In the first hour of July 20th, 2012 mass murderer James Holmes took the lives of at least 12 and injured over 50 at a premiere of the much anticipated third installment of the Batman movies.
Sources say Holmes used a Colt AR-15 Tactical Carbine and a .40 caliber glock handgun, as well as a device that released a smoke like gas, to open fire on the auditorium of viewers.
Particularly haunting is that we now hear Holmes referred to himself as the Joker (a killer/villain of batman) and that he had painted his hair red to further resemble the character.
New York Police Commissioner Ray Kelly stated:
‘It clearly looks like a deranged individual, he had his hair painted red. He said he was “The Joker”, obviously the enemy of Batman.’
And now the scenes begin to unfold as they would on the silver screen. Pictures of wounded victims and grief stricken families and friends are splashed on the internet. Even President Obama has come forward to speak on behalf of himself and Michelle, expressing their deepest sympathies.
It is all so eerily reminiscent of times within superhero films where a city is left looking from left to right, up and down, trying to find their hero.

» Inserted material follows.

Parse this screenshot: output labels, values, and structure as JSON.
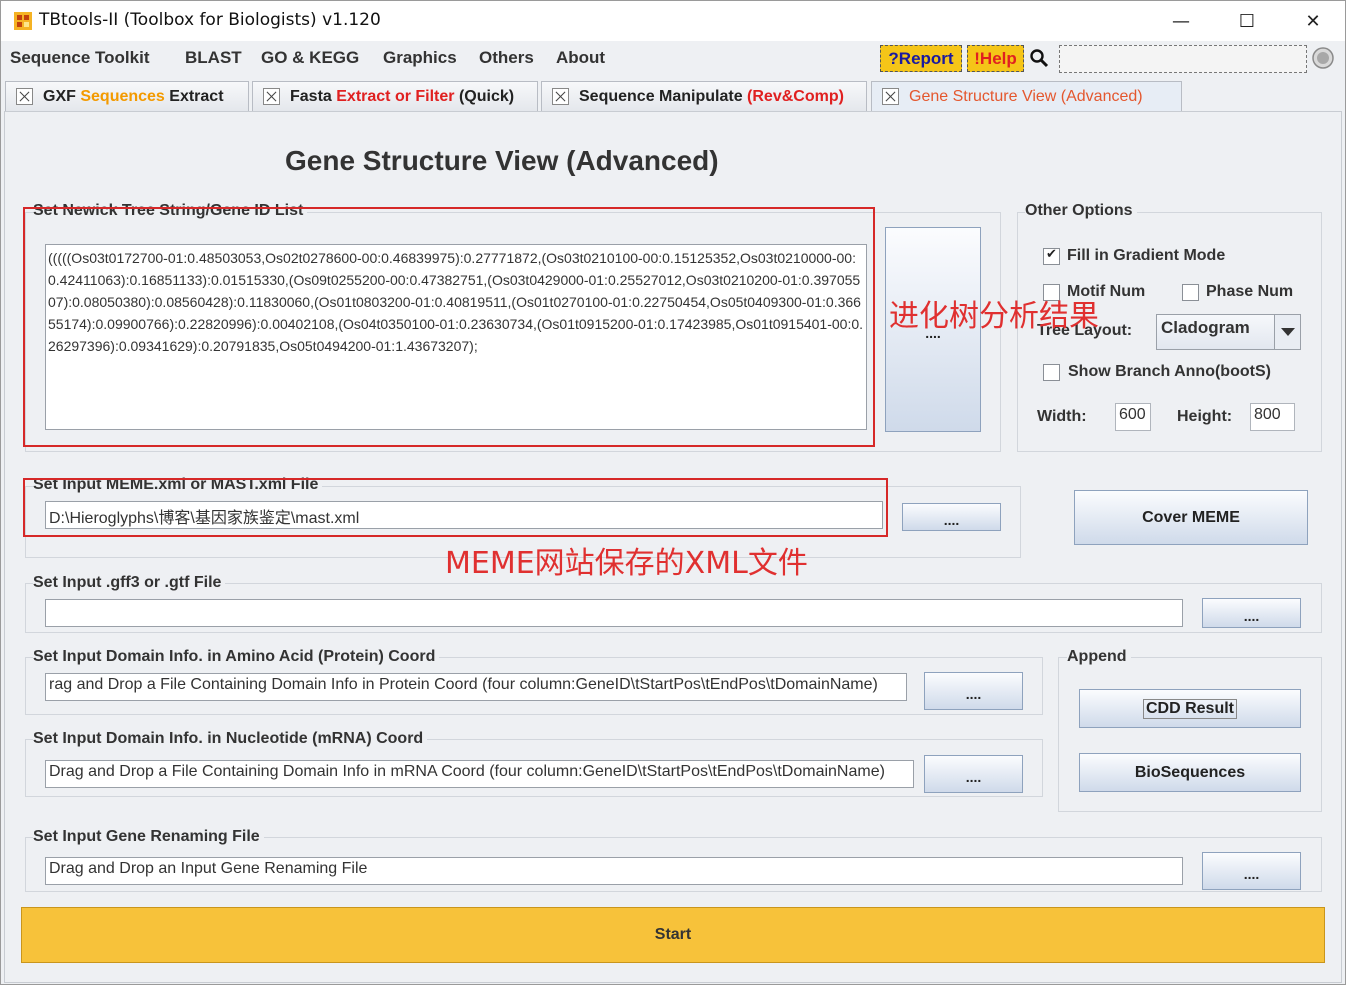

So where is batman? Where is the hero who saves the day?
Unfortunately this is REAL life and unfairly there was no “batman” or superhuman for that matter who could have withstood the flesh tearing gunshots or mysterious gas like substance that one can only imagine looked too much like the “real thing” to be anything but.
In a world filled with villains yet no set superheroes, civilians must look to themselves for protection. Certainly we will find out how this man acquired the weapons he did as well as the alter-ego and hopefully with that information can prevent a tragedy like this from striking again.
Until then, in a world that is filled with media and entertainment that seems SO REAL, how can one identify and separate the two?
The scariest part is that the gunshots going on during the film sounded so similar to the real gunshots that for a few seconds no one knew the difference. What does that say about the form of entertainment that we choose to engross ourselves in?